En janvier 2009, la Commission des lois du Sénat a examiné la proposition de loi du sénateur Béteille relative à l’exécution des décisions de justice, aux conditions d’exercice de certaines professions réglementées et aux experts judiciaires et y a ajouté des dispositions relatives à la profession d’avocat. Parmi elles, la convention de procédure participative (article 31 de la proposition de loi). A ce jour la proposition de loi a été examinée par les deux assemblées en première lecture et adoptée en dernier lieu par l’Assemblée nationale le 30 juin dernier. Le calendrier n’est pas encore fixé pour la suite des débats.

L’introduction de ce nouveau mode de règlement des litiges faisait partie des recommandations du rapport Guinchard remis au garde des Sceaux en juin 2008, visant au désengorgement des tribunaux et s’inspire du droit collaboratif dont nous vous parlions dans un précédent article ( Le droit collaboratif).

La proposition de loi prévoit que les dispositions relatives à la convention de procédure participative viendront s’insérer au livre III du code civil (articles 2062 à 2067).
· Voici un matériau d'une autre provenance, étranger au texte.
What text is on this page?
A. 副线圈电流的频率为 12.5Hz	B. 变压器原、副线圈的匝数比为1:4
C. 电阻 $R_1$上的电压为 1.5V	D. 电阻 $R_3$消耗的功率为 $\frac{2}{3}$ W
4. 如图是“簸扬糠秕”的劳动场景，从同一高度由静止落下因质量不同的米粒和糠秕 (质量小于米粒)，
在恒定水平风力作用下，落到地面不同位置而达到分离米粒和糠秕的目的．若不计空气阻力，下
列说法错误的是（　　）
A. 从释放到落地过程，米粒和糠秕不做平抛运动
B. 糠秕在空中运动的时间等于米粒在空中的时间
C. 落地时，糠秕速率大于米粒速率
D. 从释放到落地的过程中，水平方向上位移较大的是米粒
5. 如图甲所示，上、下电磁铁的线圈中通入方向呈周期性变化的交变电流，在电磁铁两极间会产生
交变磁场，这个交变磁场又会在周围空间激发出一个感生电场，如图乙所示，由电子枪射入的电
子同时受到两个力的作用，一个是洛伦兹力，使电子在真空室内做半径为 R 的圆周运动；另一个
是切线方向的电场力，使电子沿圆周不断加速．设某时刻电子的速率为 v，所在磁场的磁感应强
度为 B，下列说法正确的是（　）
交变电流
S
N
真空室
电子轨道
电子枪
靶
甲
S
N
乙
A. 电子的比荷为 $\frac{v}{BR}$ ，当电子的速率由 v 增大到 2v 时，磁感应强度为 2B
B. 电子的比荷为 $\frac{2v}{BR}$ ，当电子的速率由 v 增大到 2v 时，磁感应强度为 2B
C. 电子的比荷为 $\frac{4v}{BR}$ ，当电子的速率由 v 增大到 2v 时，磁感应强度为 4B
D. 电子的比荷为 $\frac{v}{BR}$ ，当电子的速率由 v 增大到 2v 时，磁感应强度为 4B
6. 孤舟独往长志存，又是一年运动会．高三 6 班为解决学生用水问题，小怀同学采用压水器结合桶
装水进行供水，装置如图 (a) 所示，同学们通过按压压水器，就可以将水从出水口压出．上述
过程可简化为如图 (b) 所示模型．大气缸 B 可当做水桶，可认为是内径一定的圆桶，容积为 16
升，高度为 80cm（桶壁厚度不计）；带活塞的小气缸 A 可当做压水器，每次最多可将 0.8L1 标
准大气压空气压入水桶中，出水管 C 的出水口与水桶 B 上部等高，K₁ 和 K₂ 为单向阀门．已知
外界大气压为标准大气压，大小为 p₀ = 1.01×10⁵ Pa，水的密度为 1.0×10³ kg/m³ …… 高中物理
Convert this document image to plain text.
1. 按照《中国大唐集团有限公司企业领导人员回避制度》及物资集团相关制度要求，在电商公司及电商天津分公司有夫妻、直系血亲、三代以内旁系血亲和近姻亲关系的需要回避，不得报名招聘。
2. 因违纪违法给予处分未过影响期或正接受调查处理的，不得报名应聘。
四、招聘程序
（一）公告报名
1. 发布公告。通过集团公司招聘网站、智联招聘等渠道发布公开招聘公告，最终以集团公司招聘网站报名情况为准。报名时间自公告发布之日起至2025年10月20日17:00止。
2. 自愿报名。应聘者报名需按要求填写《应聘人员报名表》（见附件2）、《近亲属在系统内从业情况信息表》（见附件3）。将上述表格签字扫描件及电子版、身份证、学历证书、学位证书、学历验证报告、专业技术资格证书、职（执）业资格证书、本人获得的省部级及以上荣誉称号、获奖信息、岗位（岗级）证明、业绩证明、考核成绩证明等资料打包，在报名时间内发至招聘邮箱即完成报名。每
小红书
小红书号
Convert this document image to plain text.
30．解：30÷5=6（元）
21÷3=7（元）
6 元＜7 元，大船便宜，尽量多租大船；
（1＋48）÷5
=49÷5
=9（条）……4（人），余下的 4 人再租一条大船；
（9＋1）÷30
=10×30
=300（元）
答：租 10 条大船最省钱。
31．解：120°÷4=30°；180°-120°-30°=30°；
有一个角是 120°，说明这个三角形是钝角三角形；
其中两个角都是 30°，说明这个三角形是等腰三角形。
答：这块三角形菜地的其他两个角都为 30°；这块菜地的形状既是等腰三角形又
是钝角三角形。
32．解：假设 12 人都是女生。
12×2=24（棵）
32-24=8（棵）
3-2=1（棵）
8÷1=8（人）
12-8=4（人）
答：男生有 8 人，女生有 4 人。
Par cette convention « les parties à un différend qui n’a pas encore donné lieu à la saisine d’un juge ou d’un arbitre s’engagent à œuvrer conjointement et de bonne foi à la résolution amiable de leur différend ». La proposition de loi définit le champ d’application, le contenu et la forme de la convention qui, sous peine de nullité, fait l’objet d’un écrit.

La proposition précise « Toute personne, assistée de son avocat, peut conclure une convention de procédure participative sur les droits dont elle a la libre disposition », ce qui exclut de son objet les questions relatives à l’état et la capacité des personnes. Par exception, à ce principe la Commission des lois de l’Assemblée nationale a introduit la possibilité pour les époux d’avoir recours à la procédure participative « en vue de rechercher une solution consensuelle en matière de divorce ou de séparation de corps ». Elle a par ailleurs ajouté un alinéa qui écarte les différends qui s’élèvent à l’occasion de tout contrat de travail, estimant qu’en l’occurrence la procédure participative faisait « doublon » avec la conciliation obligatoire devant le conseil des prud’hommes.

Comme le souligne le rapporteur de la Commission des lois de l’Assemblée nationale ( Rapport AN n° 2622), l’expression « Toute personne », sans autre précision, laisse entendre que les personnes morales (de droit privé, comme de droit public) pourront recourir à la procédure participative.

La convention de procédure participative est conclue pour une durée limitée, fixée par les parties, qui suspend les délais de prescription et pendant laquelle le litige ne pourra pas être porté devant un juge.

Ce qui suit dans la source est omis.